|Lyon Agrees to Debate Hileman|
[Oct. 3, 2011] What was shaping up to be the “Empty Chair Debate of 2011” will now be a full-fledged face-off between all of the Democratic and Republican candidates for the Washington Board of Selectmen. It will take place, as originally planned, on Tuesday, October 11, at 7:00 PM in Bryan Memorial Town Hall. Republican candidates Mark Lyon and Dick Carey, will debate Democratic candidates Wayne Hileman and Susan Luckett Jahnke.
Surprise Announcement at Town Meeting
Announcement of this unexpected turn of events was made at the end of an otherwise routine Town Meeting on Monday night before a sparse audience of two dozen citizens. The meeting’s moderator, Hank Martin, read a prepared statement from Mark Lyon and Wayne Hileman regarding the on-again off-again debate:
“I am happy to report tonight that the two candidates for First Selectman have decided to take back control of their respective political processes, with the goal of having a debate on the important issues facing the Town of Washington, for the good of the voters. Toward this end, they met face-to-face earlier today, with their mutually agreed upon moderator, and agreed upon the ground rules for this debate as follows:
• The debate will take place on Tuesday, October 11, 2011 at 7PM at Bryan Memorial Town Hall.
• The debate will include the two candidates for First Selectman and also the two candidates for Selectman.
• The voters attending this debate will have the opportunity to submit written questions for the candidates to the Moderator. The Town Hall will be open at 6:30PM to facilitate the voters writing their questions.
• The Moderator for this debate will be Hank Martin.”
Turnaround by Republicans
This announcement took the audience by surprise. Early last month, the Washington Republican Town Committee (WRTC) had agreed with its Democratic counterpart on a debate, only to back out of it by the end of the month (more details). This withdrawal led to some unfavorable news reports in the Waterbury Republican-American and in Voices.

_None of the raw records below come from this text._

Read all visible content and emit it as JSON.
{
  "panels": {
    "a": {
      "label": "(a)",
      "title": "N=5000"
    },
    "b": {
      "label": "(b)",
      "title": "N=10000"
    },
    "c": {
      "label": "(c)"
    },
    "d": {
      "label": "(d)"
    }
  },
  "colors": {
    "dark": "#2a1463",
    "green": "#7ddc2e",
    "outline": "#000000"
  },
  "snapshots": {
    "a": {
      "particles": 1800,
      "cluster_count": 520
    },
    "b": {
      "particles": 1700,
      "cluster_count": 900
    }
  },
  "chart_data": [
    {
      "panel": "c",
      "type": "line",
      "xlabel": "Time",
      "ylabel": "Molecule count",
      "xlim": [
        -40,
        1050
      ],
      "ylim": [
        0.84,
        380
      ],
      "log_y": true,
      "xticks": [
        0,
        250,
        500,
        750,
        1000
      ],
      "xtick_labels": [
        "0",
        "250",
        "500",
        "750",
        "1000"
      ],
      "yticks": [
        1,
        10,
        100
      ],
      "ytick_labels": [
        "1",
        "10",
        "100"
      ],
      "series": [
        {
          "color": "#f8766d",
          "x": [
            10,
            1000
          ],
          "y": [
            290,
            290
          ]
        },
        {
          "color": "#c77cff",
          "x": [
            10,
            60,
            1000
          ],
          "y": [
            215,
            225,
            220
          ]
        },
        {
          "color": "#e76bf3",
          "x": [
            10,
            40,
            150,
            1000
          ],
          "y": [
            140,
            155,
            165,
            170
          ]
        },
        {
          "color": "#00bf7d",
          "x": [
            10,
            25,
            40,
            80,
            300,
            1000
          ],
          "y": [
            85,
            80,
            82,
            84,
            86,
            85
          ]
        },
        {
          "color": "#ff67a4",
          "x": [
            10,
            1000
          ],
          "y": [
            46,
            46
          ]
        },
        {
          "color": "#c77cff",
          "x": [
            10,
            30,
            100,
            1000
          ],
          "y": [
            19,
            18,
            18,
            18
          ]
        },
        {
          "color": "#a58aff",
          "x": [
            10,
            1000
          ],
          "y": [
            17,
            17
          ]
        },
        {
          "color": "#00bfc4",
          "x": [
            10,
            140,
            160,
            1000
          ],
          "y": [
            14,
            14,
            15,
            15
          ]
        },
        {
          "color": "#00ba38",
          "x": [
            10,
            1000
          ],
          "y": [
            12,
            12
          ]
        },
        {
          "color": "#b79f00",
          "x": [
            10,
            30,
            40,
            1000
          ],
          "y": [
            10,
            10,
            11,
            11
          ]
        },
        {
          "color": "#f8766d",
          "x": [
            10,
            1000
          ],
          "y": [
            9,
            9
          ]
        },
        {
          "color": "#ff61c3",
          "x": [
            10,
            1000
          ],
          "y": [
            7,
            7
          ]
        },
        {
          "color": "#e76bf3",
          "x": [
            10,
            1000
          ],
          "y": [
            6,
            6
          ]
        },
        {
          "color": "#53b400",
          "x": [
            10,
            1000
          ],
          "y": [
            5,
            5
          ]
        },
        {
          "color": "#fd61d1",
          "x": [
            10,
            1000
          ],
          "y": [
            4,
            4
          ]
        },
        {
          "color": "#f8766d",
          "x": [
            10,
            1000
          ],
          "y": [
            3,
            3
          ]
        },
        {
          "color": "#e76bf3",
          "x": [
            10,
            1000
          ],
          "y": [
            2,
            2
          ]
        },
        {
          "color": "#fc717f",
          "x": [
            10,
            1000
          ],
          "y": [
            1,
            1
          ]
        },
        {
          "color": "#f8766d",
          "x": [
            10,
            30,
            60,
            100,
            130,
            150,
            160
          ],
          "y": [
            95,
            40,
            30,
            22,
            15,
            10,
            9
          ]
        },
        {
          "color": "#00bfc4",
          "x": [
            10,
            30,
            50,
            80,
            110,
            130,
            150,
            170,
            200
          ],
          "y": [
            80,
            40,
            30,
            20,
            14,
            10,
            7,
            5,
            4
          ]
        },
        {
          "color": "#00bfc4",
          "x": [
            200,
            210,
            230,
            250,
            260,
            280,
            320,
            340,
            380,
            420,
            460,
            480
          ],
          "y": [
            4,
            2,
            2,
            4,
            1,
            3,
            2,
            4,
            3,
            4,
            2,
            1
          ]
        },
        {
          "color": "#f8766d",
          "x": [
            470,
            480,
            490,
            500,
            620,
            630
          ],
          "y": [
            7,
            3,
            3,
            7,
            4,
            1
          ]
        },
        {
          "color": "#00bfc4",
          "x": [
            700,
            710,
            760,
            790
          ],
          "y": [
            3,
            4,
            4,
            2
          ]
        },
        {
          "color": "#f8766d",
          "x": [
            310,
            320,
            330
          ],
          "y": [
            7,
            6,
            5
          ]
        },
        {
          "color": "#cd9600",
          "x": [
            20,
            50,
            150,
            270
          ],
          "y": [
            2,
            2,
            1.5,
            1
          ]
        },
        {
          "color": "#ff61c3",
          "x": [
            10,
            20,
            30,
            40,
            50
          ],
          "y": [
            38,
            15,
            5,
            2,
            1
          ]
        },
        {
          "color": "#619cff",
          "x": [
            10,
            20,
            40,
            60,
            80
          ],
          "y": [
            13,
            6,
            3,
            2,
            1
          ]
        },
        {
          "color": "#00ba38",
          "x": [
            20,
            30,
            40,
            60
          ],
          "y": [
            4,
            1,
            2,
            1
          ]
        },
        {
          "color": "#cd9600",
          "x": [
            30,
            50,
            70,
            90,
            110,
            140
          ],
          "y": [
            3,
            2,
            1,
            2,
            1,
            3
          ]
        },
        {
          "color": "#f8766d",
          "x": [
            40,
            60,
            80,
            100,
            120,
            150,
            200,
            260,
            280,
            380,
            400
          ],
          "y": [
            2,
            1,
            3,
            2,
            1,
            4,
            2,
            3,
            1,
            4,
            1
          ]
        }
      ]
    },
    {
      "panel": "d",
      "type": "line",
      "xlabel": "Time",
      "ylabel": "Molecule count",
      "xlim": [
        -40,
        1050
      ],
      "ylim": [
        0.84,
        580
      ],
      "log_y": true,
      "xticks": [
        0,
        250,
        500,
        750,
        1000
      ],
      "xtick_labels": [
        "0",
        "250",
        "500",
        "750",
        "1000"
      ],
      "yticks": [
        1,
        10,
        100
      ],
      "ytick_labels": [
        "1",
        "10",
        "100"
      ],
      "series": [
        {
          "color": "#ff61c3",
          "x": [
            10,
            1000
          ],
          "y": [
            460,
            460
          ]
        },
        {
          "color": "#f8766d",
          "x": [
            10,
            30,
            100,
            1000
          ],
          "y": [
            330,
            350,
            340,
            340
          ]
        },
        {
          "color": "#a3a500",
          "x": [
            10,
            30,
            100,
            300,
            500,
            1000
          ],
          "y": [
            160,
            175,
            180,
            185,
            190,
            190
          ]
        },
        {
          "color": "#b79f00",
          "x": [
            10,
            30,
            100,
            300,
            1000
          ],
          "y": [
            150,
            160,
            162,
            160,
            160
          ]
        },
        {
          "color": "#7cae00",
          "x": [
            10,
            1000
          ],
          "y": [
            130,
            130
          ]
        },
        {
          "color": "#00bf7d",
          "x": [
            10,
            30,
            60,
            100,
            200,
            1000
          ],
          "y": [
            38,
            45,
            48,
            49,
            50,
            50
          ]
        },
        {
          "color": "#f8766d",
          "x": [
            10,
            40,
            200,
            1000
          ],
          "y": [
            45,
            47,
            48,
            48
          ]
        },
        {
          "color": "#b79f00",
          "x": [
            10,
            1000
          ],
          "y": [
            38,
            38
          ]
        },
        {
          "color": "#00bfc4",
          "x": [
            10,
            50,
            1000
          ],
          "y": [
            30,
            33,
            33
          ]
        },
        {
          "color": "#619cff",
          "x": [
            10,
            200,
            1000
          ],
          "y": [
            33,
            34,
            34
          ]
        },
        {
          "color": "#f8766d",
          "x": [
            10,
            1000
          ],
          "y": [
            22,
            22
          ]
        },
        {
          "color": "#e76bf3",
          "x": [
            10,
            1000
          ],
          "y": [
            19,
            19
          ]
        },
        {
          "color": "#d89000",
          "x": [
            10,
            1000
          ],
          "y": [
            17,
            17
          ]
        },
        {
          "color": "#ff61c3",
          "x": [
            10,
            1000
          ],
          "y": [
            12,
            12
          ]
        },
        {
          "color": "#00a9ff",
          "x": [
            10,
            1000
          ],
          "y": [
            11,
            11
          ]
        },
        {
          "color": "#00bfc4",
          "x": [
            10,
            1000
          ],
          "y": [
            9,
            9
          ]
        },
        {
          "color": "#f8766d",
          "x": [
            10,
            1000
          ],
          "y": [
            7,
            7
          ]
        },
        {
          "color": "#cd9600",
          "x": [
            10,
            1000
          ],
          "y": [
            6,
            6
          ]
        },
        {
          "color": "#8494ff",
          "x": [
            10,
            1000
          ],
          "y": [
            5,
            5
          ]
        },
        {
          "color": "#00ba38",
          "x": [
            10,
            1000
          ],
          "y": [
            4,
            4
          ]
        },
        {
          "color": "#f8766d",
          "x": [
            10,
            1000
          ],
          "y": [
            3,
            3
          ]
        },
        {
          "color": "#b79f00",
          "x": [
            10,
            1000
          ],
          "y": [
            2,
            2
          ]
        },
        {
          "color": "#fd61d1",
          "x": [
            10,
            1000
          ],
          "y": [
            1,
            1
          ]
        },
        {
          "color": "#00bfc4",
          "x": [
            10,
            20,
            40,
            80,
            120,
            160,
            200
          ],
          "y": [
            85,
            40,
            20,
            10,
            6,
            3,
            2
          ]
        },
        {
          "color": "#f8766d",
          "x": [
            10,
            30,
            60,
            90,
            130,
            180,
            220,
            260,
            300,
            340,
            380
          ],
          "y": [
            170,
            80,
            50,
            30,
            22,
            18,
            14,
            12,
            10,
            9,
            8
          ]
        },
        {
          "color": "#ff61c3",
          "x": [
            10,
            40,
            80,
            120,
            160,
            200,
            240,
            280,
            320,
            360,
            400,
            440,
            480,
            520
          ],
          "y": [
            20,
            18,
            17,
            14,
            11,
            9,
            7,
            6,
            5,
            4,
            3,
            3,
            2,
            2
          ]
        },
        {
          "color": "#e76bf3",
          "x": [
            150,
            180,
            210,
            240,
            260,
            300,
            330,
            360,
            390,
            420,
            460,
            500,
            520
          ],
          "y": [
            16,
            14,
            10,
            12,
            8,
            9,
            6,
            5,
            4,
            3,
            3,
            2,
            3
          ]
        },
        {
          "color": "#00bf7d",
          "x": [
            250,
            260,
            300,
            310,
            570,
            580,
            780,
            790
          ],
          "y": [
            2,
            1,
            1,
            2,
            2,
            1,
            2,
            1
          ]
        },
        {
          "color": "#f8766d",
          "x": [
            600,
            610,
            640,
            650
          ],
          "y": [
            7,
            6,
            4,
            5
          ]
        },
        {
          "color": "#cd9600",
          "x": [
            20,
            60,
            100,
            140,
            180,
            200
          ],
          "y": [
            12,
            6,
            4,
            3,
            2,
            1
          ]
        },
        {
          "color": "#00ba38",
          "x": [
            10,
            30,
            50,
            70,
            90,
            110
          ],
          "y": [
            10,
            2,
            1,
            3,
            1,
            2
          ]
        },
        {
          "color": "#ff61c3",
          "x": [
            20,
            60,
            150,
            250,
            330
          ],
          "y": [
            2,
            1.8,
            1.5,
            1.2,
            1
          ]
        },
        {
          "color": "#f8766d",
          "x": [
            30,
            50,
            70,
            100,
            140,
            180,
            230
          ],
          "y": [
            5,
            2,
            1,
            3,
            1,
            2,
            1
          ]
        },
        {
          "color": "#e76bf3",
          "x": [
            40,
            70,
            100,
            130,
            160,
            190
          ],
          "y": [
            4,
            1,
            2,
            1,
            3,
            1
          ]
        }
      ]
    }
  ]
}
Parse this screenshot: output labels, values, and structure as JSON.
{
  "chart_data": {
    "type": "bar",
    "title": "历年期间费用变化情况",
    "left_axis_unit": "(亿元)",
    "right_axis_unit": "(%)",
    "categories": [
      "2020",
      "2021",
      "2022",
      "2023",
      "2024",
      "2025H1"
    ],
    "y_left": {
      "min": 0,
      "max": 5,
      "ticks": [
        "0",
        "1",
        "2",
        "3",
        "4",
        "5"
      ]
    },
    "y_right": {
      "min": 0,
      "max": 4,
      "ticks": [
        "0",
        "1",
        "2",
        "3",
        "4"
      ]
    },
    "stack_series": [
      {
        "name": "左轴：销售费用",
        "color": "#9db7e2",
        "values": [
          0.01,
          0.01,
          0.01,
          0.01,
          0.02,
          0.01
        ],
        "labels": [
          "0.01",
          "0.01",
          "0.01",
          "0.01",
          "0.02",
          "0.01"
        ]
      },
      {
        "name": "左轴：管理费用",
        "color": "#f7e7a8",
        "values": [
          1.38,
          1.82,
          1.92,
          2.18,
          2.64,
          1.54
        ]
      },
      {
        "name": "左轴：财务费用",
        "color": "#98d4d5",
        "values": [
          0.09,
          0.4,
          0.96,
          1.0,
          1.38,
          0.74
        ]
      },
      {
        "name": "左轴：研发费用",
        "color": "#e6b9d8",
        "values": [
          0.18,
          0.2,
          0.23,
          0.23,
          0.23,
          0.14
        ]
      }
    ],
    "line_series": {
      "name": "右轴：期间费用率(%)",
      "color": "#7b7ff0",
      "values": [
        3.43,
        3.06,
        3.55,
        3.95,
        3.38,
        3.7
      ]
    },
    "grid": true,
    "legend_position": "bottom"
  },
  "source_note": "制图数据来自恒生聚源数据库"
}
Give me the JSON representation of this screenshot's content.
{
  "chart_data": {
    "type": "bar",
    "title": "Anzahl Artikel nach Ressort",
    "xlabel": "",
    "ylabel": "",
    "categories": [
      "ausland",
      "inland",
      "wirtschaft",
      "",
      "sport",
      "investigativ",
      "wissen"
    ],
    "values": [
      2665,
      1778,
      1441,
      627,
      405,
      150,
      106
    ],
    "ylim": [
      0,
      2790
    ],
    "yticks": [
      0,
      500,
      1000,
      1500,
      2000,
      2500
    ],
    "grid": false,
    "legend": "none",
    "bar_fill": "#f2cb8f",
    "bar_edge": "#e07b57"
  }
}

Apparently, reacting to this negative news coverage, the Republicans abandoned their opposition to the debate and decided to step up and fill what would otherwise have been two empty chairs on stage. The Democrats had planned to go ahead with a debate even if the Republicans did not show up. No doubt, the prospect of the public’s reaction to such a one-sided “debate” convinced the Republicans that it made more sense to switch than fight.
Hank Martin Will Be Moderator
Hank Martin, a Republican and former Chairman of the Zoning Commission, will be the moderator for the debate. He had been the first choice of the Democrats early last month, but the WRTC had preferred someone else. This became a sticking point.
Mr. Martin agreed to act as moderator for the newly resuscitated debate only on condition that both parties concur in his role and that he be given discretion to decide how the debate will be conducted.
“I have complete faith in Hank Martin,” said Independent Wayne Hileman, the Democratic-endorsed candidate for First Selectman. “Time and time again, Hank has proven himself to be scrupulous in his objectivity when moderating town meetings or chairing many contentious public hearings before the Zoning Commission. The fact that he’s a Republican doesn’t concern me a bit. “
Ground Rules for Debate
This year’s debate will follow a format that has become familiar from past debates since 2001. The doors to the Town Hall will be open at 6:30 PM on Tuesday, Oct. 11, to give the audience a chance to write questions on index cards for the moderator to review.
The debate will begin at 7:00 PM with opening statements from each of the four candidates: Mark Lyon, Republican, and Wayne Hileman, candidates for First Selectman; Dick Carey, Republican, for Selectman; and Susan Luckett Jahnke, Democrat, for Selectman.
Then the questions will be posed to each candidate with time for rebuttal. At the end of the debate there will be closing statements from each candidate.
Washington Voters Win
"I'm thrilled that we're having a debate," said Wayne Hileman, "mainly for the sake of Washington’s voters. They’ve become accustomed to debates over the past ten years. They need them in order to size up the candidates and decide whom to vote for. It’s American democracy at its finest, with citizens participating directly in the questioning of those who seek to lead them for the next two years.”